E se o tempo parasse? Isso nunca vai acontecer, todos sabemos. Mas bem que poderia! Ainda que fosse por algumas horas, que ficassem guardadas em lugar seguro, não aprisionadas, mas em repouso, à espera de um eventual instante de despertar, no fundo do mar.
Poderiam repousar em uma caixa, ou talvez num frasco, que pudessem ser abertos com cuidado para que experiências e sensações se misturassem lentamente ao ar e nos levassem de volta àqueles momentos em que fomos, em essência, nós mesmos. Intensamente. Seria, imagino, uma espécie de transe, não exatamente uma viagem ao passado, mas, sim, o desembarque de uma parte muito preciosa dele no presente. Como se fosse um visitante para uma breve visita, ou um encontro amoroso entre as árvores de um parque ou num quarto de hotel.

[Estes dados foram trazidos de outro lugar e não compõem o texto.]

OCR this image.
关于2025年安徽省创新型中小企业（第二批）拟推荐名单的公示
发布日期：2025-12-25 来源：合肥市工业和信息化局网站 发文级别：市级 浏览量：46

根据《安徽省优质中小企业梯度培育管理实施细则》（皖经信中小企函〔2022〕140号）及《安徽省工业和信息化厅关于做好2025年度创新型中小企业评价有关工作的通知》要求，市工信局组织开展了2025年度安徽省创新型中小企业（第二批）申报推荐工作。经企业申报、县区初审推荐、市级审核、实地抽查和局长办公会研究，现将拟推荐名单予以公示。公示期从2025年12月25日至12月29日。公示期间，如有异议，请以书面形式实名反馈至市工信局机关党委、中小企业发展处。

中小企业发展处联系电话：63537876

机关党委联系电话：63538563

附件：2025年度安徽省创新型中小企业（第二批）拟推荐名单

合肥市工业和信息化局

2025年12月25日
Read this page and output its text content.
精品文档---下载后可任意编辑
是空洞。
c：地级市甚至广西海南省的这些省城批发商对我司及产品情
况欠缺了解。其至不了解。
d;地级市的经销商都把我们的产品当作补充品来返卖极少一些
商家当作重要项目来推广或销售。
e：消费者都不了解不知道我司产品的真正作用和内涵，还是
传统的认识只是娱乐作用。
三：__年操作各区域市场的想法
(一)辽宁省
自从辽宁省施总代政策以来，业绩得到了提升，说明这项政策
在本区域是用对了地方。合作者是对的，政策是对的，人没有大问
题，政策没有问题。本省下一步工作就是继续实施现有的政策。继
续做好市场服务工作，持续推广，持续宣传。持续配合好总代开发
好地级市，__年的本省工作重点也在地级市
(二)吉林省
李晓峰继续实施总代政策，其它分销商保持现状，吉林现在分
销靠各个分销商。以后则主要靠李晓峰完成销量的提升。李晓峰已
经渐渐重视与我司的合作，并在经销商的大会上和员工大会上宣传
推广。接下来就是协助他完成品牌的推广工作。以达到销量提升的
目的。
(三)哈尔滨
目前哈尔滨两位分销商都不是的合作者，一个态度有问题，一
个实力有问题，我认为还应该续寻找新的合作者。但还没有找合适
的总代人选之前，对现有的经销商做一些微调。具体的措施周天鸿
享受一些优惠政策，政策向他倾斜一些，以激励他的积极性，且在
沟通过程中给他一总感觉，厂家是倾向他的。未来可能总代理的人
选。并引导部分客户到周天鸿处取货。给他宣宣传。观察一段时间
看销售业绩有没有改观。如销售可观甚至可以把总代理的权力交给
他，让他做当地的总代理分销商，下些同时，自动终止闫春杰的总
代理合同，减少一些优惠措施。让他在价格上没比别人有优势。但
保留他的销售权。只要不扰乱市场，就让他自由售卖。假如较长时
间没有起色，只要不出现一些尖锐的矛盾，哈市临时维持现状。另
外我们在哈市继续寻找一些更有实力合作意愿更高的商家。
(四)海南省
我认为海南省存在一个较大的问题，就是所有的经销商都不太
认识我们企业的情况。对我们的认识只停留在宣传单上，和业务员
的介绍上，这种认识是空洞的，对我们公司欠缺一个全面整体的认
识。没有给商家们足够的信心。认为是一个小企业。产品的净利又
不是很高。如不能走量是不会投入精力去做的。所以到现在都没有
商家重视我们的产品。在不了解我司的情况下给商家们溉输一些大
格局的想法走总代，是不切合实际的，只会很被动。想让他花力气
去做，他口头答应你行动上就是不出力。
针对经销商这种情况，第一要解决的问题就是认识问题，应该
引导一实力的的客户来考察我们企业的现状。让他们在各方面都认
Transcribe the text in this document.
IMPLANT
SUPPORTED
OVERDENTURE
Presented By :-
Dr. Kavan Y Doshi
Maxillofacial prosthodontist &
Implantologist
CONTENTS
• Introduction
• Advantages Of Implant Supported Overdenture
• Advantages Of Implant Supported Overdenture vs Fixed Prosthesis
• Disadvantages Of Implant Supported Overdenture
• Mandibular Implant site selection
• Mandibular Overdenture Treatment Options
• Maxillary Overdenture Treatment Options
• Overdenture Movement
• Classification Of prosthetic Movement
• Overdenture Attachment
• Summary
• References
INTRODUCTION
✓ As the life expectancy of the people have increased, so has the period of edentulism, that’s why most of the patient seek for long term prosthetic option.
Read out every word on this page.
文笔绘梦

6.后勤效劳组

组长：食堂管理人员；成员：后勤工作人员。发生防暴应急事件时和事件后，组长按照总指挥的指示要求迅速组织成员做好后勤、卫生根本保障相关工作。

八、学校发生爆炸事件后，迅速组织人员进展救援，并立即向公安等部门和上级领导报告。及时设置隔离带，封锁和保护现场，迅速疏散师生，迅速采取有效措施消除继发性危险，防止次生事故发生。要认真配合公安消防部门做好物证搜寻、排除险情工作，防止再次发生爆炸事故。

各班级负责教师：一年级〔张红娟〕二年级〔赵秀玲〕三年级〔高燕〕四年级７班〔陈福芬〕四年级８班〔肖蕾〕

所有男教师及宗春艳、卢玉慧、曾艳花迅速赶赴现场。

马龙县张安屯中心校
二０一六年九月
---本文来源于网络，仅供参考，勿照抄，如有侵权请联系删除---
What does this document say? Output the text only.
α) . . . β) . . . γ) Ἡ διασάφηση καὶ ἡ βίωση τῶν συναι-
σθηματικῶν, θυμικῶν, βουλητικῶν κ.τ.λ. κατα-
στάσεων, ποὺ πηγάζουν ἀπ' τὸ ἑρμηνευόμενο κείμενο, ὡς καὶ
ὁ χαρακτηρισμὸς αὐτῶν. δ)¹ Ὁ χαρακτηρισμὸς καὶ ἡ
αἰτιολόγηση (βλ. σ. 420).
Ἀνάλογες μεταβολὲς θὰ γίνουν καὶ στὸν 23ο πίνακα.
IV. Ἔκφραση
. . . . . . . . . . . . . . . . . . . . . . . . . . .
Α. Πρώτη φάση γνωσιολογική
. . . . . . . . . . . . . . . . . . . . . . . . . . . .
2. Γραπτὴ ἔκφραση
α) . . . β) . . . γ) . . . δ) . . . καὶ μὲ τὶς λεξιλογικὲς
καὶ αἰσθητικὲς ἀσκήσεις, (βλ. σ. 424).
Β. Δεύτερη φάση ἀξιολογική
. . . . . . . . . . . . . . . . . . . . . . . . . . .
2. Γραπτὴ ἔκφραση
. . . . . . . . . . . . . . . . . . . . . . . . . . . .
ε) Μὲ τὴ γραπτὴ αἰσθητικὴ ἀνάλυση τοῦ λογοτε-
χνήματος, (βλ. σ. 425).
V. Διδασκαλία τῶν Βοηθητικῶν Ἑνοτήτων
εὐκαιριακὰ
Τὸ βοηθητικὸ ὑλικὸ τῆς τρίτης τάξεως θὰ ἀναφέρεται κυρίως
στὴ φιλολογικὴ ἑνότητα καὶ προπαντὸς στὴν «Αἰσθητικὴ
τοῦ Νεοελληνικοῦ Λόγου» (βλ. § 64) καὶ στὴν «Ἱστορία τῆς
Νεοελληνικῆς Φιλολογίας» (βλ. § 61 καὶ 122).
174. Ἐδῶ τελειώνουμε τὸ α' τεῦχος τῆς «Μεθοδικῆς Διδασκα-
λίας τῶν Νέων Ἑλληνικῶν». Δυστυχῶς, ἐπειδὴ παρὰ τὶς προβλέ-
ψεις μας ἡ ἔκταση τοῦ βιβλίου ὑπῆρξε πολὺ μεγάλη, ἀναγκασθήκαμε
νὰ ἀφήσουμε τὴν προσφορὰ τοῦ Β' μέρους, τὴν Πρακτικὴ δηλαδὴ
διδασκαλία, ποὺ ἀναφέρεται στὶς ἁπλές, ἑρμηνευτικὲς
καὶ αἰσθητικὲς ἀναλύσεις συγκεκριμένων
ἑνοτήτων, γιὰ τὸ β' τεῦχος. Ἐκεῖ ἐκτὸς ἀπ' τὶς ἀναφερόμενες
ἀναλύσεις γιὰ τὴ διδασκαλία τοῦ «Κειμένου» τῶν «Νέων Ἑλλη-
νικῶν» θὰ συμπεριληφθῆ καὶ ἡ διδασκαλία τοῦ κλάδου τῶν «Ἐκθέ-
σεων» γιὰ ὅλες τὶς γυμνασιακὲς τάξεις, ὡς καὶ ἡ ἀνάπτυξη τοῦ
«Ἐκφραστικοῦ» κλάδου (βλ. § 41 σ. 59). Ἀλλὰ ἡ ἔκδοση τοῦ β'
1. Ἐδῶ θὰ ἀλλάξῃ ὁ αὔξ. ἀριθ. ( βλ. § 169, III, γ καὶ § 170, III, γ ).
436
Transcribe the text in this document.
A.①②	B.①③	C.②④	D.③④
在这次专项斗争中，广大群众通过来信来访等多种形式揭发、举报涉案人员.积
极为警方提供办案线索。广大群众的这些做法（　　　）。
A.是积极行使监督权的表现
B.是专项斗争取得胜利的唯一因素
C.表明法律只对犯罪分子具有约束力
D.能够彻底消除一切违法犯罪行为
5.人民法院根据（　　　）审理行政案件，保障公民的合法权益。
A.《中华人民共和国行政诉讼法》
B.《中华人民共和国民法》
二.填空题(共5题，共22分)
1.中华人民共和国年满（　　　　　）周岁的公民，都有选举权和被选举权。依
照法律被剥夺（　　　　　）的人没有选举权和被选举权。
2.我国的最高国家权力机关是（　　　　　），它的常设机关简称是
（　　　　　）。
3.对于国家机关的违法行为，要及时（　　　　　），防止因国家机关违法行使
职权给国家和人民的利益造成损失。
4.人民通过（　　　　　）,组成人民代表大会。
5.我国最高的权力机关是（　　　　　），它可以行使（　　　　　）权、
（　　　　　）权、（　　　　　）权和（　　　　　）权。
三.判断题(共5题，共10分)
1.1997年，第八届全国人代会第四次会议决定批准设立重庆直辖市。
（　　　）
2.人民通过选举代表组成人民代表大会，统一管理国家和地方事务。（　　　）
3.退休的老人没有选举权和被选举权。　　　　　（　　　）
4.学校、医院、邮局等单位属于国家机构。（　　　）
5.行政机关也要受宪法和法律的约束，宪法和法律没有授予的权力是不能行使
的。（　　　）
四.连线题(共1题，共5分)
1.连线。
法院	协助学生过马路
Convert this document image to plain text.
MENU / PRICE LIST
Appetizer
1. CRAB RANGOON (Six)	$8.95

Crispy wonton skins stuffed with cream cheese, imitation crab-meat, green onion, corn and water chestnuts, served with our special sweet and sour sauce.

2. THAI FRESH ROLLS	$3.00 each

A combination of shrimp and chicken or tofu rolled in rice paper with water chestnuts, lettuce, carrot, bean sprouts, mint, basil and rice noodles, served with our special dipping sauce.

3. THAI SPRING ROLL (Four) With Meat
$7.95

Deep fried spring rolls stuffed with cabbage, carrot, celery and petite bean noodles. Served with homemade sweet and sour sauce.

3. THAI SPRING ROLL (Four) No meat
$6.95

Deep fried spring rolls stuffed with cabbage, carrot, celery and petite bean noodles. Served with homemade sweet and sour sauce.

E se o tempo parasse? Isso nunca vai acontecer, todos sabemos. Mas bem que poderia! Ainda que fosse por algumas horas, que ficassem guardadas em lugar seguro, não aprisionadas, mas em repouso, à espera de um eventual instante de despertar, no fundo do mar.
São tão raras as experiências nas quais temos a licença, ou conseguimos, apenas ser, que entregá-las ao senhor tempo é quase injusto, mesmo que inevitável. Viril, ele é um trem que segue em via única, sem retorno, levando consigo, nos seus vagões infinitos, bem, mal e tudo mais que houver, sem direito a retorno. Fantasio, então, de nele criar uma cabine mágica, onde olhares, conversas, toques, lágrimas, beijos, filmes, livros, seriados, shows, abraços, declarações de amor, risos, cães, viagens, sorrisos de criança, luas cheias, mãos dadas e tudo que nos torna encantados ali ficassem a seguir seu caminho com a promessa de uma volta, ainda que efêmera.
À medida em que o tempo avança em sua jornada inclemente, sem retorno, alguns de nós acumulam mais ou menos saudades, que podem tanto nos acariciar quanto machucar. Há, no entanto, os mais desprendidos que as deixam partir sem tanto penar. Encantam-se com o apito do trem, o som forte de suas rodas sobre os trilhos, a certeza potente de sua existência e constância, e não se sentem roubados, porque também se percebem um tanto passageiros: um bocado de suas vidas, afinal, já foi despachado e está a bordo.
Volto então à ideia de um futuro quando os escafandristas possam encontrar no fundo do mar essas caixas ou frascos com pedaços encapsulados de nós e façam a descoberta de como era, enfim, ser feliz. E talvez não soubéssemos tão bem e, por isso, resolvemos guardar para não esquecer.